Anschläge am 11. September 2001
Reaktionen auf Attentate gefährden Menschenrechte weltweit

Bonn (ots)

amnesty international lehnt Maßnahmen entschieden ab,
die zu weiteren Menschenrechtsverletzungen führen / Neuer ai-Bericht
belegt weltweite rassistische Angriffe auf Muslime, Araber und
Asiaten / Gesetzesvorhaben europäischer Regierungen gefährden
Bürgerrechte und Flüchtlingsschutz / Afghanische Zivilbevölkerung in
Gefahr von Menschenrechtsverletzungen
Bonn, 4. Oktober 2001 - Auch nach den furchtbaren Anschlägen in
New York und Washington dürfen Schock und Entsetzen Regierungen nicht
dazu verleiten, Maßnahmen zu ergreifen, die zu weiteren
Menschenrechtsverletzungen führen.

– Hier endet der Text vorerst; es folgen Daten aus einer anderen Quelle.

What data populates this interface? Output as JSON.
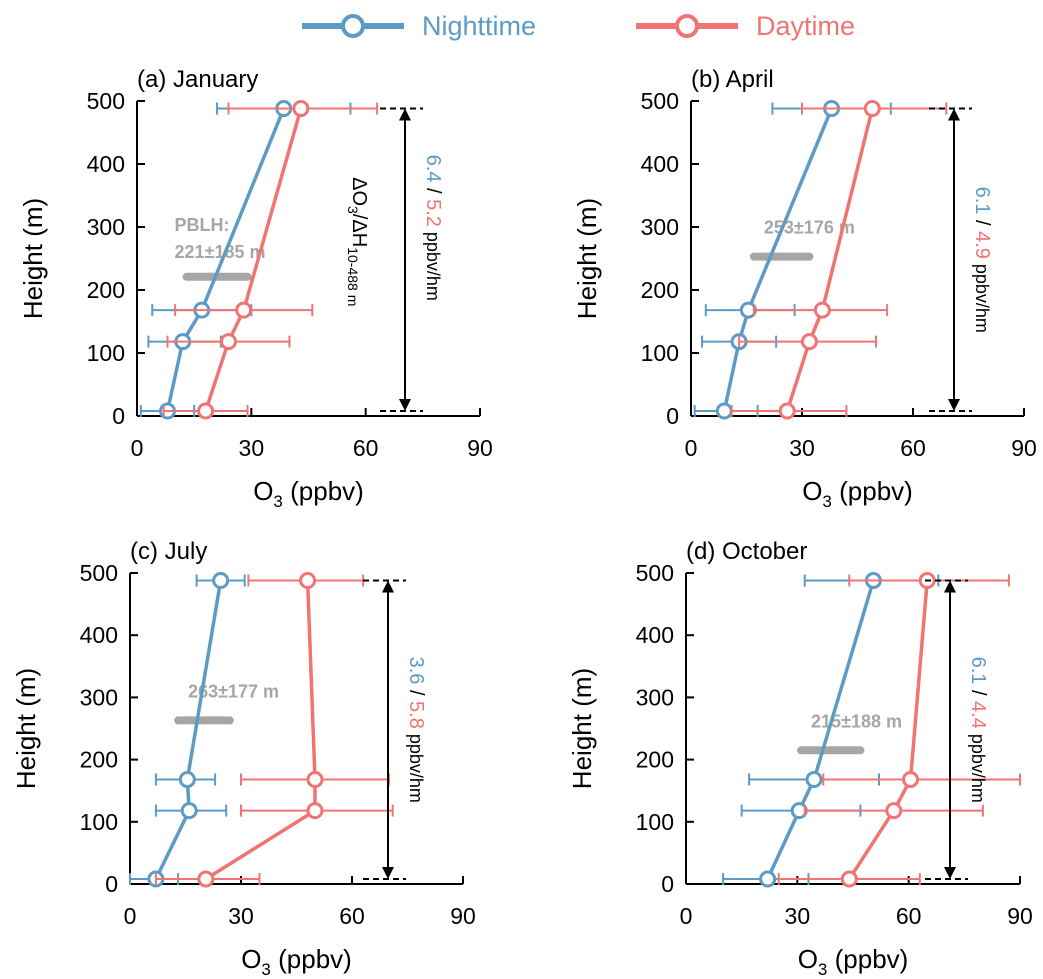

Das macht die
Menschenrechtsorganisation amnesty international deutlich, die heute
einen ersten Bericht über die Auswirkungen der Anschläge auf die
Menschenrechte vorlegt.
So sind in mindestens zehn Ländern Muslime und Menschen mit
arabischer oder asiatischer Herkunft oder Aussehen angegriffen
worden. Der Bericht zeigt weiter, dass es bereits Anzeichen dafür
gibt, dass Maßnahmen, die mit dem Kampf gegen Terrorismus
gerechtfertigt werden, zu Einschränkungen der bürgerlichen und
politischen Rechte führen können. "Das Entsetzen über die Anschläge
darf nicht dazu führen, dass einzelne Gruppen im Namen der
Terrorbekämpfung zu Opfern werden", betont Dr. Iris Schneider,
Sprecherin der deutschen Sektion von amnesty international.

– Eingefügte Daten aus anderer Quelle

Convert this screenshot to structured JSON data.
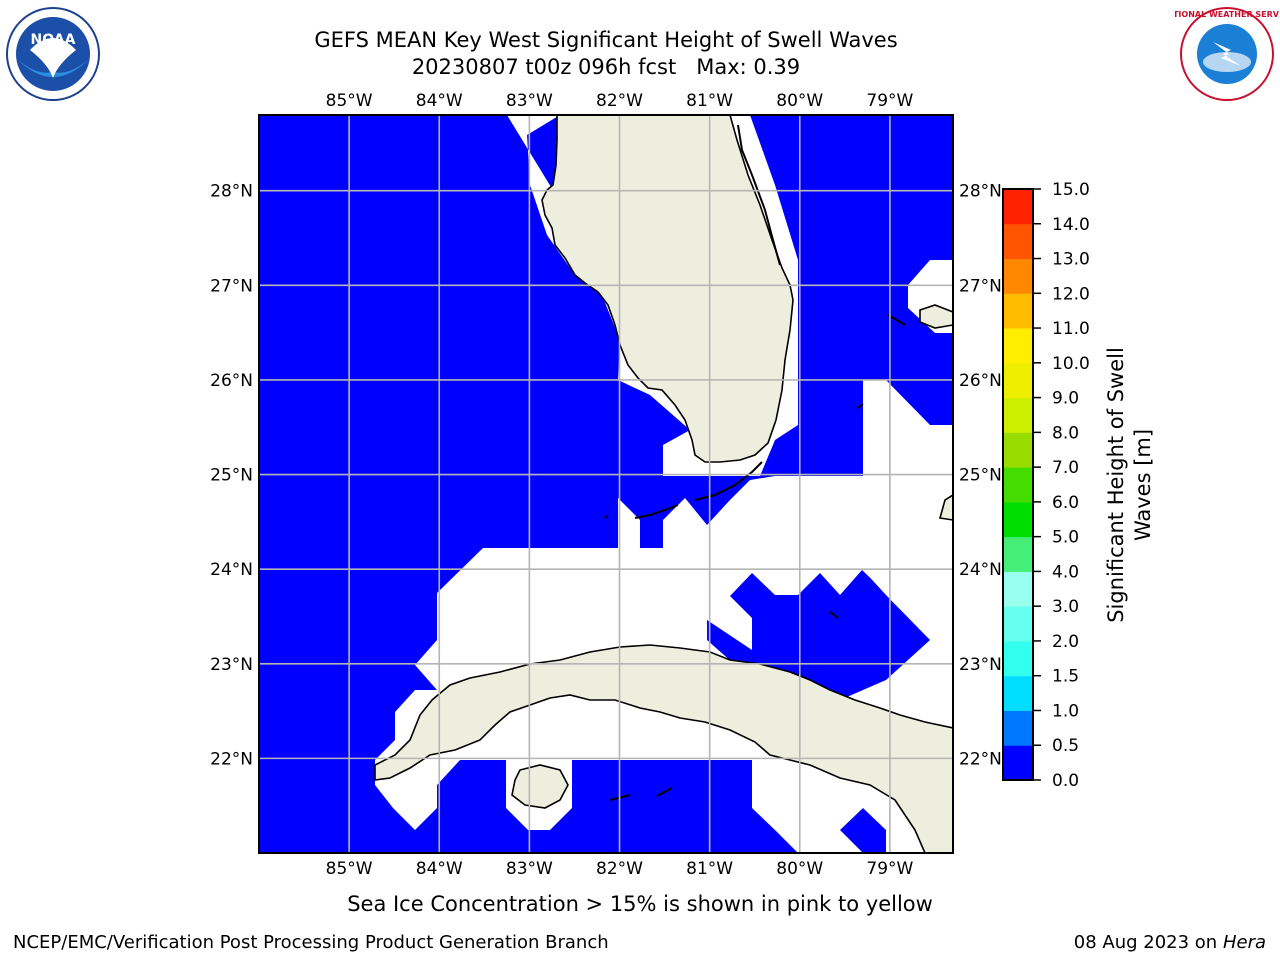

In  Europa  planen  die Regierungen Gesetze und  Maßnahmen, die zu
einer Bedrohung für die Freiheitsrechte ihrer Einwohner werden
können. Auch die Regelungen, die zum Schutz vor
Menschenrechtsverletzungen dienen, sind in Gefahr, von den geplanten
Maßnahmen aufgehoben zu werden. In einigen Ländern werden Schritte
zur Bekämpfung illegaler Einwanderung diskutiert, die
Flüchtlingsrechte aushöhlen würden. Die Europäische Union will die
Definition des Begriffs Flüchtling neu fassen und könnte damit gegen
die Genfer Flüchtlingskonvention von 1951 verstoßen.
In der Folge der Anschläge ist es zu einer Welle rassistischer
Gewalttaten gekommen. Männer und Frauen jeden Alters sind beschimpft
und attackiert worden, weil sie durch ihre tatsächliche oder
vermeintliche Zugehörigkeit zu einer bestimmten Religion oder
Nationalität direkt mit den Attentaten in Verbindung gebracht wurden.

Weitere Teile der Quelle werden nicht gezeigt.